The anti-glioma efficacy of ApoE20-PS-DOX was assessed using orthotopic U-87 MG-luciferase (U-87 MG-Luc) tumor-bearing mouse model. The bioluminescent luciferase reporter expressed by U-87 MG cells was employed to visualize the progression of tumors. In comparison with fast tumor growth in PBS group, all DOX formulations (Lipo-DOX, PS-DOX, ApoE20-PS-DOX) could retard tumor growth as characterized by obviously lower bioluminescence intensity of intracranial tumors on days 10, 14, 18 and 22 (Figure 5A). Of note, mice treated with ApoE20-PS-DOX revealed weak tumor bioluminescence during the whole experimental period, signifying its efficient suppression on tumor progression. The bioluminescence quantification of intracranial tumors revealed that mice treated with ApoE20-PS-DOX had the lowest bioluminescence level with about 3.0-fold and 5.6-fold lower luminescence intensity than those treated with PS-DOX and PBS on day 22, respectively (Figure 5B). Moreover, ApoE-PS-DOX group exhibited little body weight loss (Figure 5C), signifying that ApoE-PS-DOX not only has low systemic toxicity but also can efficiently inhibit glioblastoma invasion. On the contrary, both Lipo-DOX and PS-DOX induced comparable body weight loss to PBS group. Remarkably, ApoE20-PS-DOX could significantly extend the survival time of orthotopic U-87 tumor-bearing mice with a median survival time (MST) of 44 days, which was over 2-fold longer than PBS group (23 days) (Figure 5D), confirming its high anti-GBM efficacy. PS-DOX and Lipo-DOX could also increase the MST to 35 and 28 days, respectively, although significantly less efficient than ApoE20-PS-DOX. In comparison, moderate survival benefits (MST = 28 ~ 38 days) were obtained from previous work on DOX and paclitaxel-loaded nanodrugs in orthotopic GBM bearing mice.12,50,52,53

Figure 5

Anti-GBM efficacy of ApoE-PS-DOX, PS-DOX, and Lipo-DOX (dosage: 5.0 mg DOX·HCl equiv./kg) in orthotopic U-87 MG-Luc human glioma xenografts. ApoE-PS-DOX group demonstrated best tumor growth inhibition and survival benefits. (A) Bioluminescence images of mice following the administration on day 10, 13, 16, and 19. (B) Average radiance of U-87 MG-Luc bioluminescence in different groups (**p<0.01). (C) Body weight changes of mice within 23 d post-implantation. (D) Survival evaluation of mice. Statistical analysis: ApoE20-PS-DOX vs Lip-DOX and PBS, ** p < 0.01; Lip-DOX vs PS-DOX, ns; PS-DOX vs PBS, ** p < 0.01; Lip-DOX vs PBS, ** p<0.01 (Kaplan−Meier analysis, Log rank test).

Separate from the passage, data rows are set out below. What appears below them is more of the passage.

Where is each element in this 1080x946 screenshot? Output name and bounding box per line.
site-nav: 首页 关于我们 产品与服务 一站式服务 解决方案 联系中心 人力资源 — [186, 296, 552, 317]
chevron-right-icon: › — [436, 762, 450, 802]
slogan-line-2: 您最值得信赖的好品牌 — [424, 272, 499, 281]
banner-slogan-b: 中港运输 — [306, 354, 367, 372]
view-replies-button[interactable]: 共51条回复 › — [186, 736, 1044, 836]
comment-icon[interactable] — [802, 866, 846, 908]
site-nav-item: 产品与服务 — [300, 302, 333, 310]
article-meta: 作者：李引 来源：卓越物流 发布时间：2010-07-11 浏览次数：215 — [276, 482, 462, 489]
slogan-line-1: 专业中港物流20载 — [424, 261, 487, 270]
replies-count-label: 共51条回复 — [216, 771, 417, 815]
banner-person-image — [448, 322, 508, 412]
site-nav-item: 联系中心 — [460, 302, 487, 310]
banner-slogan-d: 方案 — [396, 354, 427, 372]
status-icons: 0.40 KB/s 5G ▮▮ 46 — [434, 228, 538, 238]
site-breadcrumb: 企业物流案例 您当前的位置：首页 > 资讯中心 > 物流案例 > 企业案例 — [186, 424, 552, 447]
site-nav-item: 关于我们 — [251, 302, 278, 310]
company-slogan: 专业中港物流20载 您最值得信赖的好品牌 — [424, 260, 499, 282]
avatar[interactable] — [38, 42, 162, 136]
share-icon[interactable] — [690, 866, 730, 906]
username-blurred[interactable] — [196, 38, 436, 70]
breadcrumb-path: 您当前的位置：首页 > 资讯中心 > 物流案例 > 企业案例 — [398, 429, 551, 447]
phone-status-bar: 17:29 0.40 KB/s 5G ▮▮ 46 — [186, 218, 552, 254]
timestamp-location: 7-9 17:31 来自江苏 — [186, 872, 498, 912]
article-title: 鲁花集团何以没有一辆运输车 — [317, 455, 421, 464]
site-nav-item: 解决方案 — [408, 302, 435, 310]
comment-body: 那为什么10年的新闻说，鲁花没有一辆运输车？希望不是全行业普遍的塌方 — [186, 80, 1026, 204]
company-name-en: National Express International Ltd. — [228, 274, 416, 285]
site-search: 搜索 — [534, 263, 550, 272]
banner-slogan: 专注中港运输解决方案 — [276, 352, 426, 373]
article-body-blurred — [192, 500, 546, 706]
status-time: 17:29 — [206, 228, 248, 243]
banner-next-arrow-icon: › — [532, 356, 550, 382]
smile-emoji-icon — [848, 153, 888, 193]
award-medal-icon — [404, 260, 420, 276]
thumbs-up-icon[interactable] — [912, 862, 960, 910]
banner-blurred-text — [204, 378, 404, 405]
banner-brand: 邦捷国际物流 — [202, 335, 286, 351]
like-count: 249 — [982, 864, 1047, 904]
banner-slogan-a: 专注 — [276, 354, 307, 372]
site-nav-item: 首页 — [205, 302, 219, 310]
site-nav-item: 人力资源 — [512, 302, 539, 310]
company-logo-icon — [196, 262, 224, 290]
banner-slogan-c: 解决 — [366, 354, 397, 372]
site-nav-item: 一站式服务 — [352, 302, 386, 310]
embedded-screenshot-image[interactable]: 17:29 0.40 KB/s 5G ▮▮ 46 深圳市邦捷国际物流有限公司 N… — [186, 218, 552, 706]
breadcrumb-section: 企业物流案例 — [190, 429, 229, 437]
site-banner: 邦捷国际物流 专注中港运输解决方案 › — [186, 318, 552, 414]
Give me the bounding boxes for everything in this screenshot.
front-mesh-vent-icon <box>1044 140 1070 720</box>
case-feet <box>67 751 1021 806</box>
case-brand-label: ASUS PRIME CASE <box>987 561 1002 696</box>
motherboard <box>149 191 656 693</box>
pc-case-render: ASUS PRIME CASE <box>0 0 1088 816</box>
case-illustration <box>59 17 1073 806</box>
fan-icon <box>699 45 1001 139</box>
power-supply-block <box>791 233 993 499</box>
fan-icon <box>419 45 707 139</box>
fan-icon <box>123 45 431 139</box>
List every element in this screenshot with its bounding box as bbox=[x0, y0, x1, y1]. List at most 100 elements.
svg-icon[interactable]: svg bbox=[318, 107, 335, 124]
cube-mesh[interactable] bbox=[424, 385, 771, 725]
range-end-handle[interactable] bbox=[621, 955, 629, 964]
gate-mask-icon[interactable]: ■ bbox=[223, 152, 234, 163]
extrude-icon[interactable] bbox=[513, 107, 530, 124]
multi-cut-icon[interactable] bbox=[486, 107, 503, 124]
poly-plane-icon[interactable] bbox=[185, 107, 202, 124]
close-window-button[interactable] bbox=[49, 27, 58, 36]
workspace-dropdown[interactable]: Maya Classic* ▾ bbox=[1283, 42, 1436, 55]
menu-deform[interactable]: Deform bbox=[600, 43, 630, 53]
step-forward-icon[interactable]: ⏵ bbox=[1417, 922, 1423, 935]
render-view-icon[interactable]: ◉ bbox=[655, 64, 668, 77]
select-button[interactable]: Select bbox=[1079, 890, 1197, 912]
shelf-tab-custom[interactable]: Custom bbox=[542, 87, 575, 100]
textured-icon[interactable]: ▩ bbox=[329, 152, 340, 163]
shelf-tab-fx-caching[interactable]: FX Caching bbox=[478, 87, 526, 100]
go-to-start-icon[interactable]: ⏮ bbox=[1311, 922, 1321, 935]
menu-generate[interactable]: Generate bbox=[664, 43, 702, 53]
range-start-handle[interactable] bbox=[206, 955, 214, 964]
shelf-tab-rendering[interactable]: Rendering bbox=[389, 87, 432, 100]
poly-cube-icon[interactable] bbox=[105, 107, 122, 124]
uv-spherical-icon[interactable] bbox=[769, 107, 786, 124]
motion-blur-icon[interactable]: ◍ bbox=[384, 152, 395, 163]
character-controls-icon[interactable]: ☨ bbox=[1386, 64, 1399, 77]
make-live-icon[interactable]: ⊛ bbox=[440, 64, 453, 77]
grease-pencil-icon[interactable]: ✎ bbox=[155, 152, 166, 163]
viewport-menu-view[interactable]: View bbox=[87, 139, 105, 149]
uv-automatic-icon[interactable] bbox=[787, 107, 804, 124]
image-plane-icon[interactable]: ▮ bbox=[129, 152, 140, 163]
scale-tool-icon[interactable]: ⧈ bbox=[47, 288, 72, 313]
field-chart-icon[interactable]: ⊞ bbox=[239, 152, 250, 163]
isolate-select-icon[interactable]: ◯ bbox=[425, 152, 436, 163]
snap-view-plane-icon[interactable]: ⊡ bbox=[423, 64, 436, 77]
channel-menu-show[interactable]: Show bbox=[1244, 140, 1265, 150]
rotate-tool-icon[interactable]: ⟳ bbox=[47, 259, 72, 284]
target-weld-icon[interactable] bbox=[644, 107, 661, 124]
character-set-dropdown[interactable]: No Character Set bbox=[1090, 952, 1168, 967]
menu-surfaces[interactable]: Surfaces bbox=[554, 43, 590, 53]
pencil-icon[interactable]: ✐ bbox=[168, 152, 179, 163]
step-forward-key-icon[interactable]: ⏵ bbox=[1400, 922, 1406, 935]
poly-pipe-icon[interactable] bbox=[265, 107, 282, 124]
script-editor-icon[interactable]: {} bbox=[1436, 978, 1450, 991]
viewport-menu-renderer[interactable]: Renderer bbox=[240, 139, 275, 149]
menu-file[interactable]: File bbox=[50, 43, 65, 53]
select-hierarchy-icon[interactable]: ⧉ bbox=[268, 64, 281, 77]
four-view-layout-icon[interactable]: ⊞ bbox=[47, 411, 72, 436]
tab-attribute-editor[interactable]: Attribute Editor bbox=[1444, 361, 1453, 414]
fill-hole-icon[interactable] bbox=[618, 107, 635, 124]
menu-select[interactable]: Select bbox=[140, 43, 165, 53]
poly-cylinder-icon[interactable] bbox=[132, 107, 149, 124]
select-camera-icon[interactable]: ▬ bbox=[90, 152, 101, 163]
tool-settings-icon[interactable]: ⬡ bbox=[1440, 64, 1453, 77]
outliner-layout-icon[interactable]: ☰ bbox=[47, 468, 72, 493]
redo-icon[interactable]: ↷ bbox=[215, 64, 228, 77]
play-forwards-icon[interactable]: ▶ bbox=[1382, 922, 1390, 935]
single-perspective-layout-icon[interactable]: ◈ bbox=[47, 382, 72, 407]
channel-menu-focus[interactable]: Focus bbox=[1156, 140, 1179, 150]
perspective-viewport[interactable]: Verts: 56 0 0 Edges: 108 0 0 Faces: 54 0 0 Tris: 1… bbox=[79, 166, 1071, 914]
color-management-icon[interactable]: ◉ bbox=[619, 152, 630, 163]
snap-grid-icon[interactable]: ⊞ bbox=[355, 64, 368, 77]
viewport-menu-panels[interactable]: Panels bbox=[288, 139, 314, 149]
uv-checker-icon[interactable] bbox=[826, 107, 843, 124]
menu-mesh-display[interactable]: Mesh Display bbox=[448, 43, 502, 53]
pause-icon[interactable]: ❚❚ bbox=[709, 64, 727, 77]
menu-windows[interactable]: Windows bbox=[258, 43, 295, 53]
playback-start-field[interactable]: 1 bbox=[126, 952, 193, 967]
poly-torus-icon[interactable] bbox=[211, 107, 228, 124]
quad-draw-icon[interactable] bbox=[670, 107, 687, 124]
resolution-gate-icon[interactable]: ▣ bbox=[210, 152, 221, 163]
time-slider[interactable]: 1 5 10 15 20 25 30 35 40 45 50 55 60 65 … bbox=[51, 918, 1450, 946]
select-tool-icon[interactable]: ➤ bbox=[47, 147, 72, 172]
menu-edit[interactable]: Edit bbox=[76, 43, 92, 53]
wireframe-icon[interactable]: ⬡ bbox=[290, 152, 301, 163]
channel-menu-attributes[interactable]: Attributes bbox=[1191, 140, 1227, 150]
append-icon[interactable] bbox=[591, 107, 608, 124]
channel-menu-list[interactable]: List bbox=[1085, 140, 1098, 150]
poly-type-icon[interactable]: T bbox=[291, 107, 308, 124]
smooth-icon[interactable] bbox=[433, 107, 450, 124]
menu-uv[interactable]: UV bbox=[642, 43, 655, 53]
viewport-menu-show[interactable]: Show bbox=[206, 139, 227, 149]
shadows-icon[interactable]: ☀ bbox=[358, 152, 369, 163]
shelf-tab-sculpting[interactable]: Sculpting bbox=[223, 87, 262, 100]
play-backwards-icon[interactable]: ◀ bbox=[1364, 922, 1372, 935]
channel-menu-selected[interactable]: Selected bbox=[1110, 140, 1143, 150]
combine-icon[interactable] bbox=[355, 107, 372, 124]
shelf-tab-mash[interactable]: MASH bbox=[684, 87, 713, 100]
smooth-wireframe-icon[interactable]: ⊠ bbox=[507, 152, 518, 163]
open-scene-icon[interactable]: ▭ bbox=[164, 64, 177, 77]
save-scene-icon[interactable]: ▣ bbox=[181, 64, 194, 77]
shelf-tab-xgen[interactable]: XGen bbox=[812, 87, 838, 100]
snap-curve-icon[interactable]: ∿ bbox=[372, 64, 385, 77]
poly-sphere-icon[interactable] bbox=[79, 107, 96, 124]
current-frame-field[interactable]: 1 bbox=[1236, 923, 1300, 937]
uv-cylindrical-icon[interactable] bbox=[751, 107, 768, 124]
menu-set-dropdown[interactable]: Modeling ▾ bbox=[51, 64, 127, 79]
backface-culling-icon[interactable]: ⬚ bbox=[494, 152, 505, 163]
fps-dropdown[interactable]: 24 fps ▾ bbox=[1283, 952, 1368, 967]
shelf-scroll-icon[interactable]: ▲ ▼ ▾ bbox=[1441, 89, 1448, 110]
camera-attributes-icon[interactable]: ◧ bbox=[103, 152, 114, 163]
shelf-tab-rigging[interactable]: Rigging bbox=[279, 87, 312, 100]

Terminal deoxynucleotidyl transferase dUTP nick end labeling (TUNEL) assays revealed that mice received the ApoE20-PS-DOX therapy induced considerable apoptosis (green) of intracranial glioblastoma cells, in sharp contrast with a few apoptotic tumor cells in both PS-DOX and Lipo-DOX groups (Figure 6A). Immunofluorescence staining was used to detect DOX distribution in intracranial tumors after treatment. Mice received the ApoE20-PS-DOX therapy displayed significant DOX fluorescence throughout the whole tumor tissue (Figure 6B), corroborating that ApoE20-PS-DOX facilitates the drug enrichment and retention in intracranial GBM tumors. On the contrary, only a small amount of DOX was perceived in the intracranial tumors of mice received the PS-DOX or Lipo-DOX therapy.

Figure 6

(A) Tunel analysis of brain tumor excised from mice received the therapy of ApoE20-PS-DOX, PS-DOX, Lipo-DOX and PBS. Green represents apoptotic area in tumor. Bar: 50 μm. (B) Tumor enrichment behavior of ApoE20-PS-DOX, PS-DOX and Lipo-DOX observed by CLSM. Tumor sections are obtained from GBM-bearing mice following 24 h treatment. Nuclei were stained with blue DAPI and DOX with red fluorescence. Bar: 50 μm.

Conclusions

We have demonstrated that DOX loaded in ApoE peptide-functionalized reduction-sensitive polymersomes (ApoE-PS-DOX) induces potent and safe chemotherapy of orthotopic U-87 MG model in nude mice. ApoE-PS-DOX presents several traits including stable drug loading, small size, BBB permeability, GBM cell selectivity, and triggered drug release, giving rise to an extended circulation time and remarkably enhanced drug enrichment in the orthotopical U-87 MG tumor xenografts. Accordingly, ApoE-PS-DOX brought about significant survival benefits (median survival time doubled compared with PBS control) and reduced systemic side effects. ApoE-directed delivery of DOX appears to be an intriguing modality for the treatment of intractable GBM.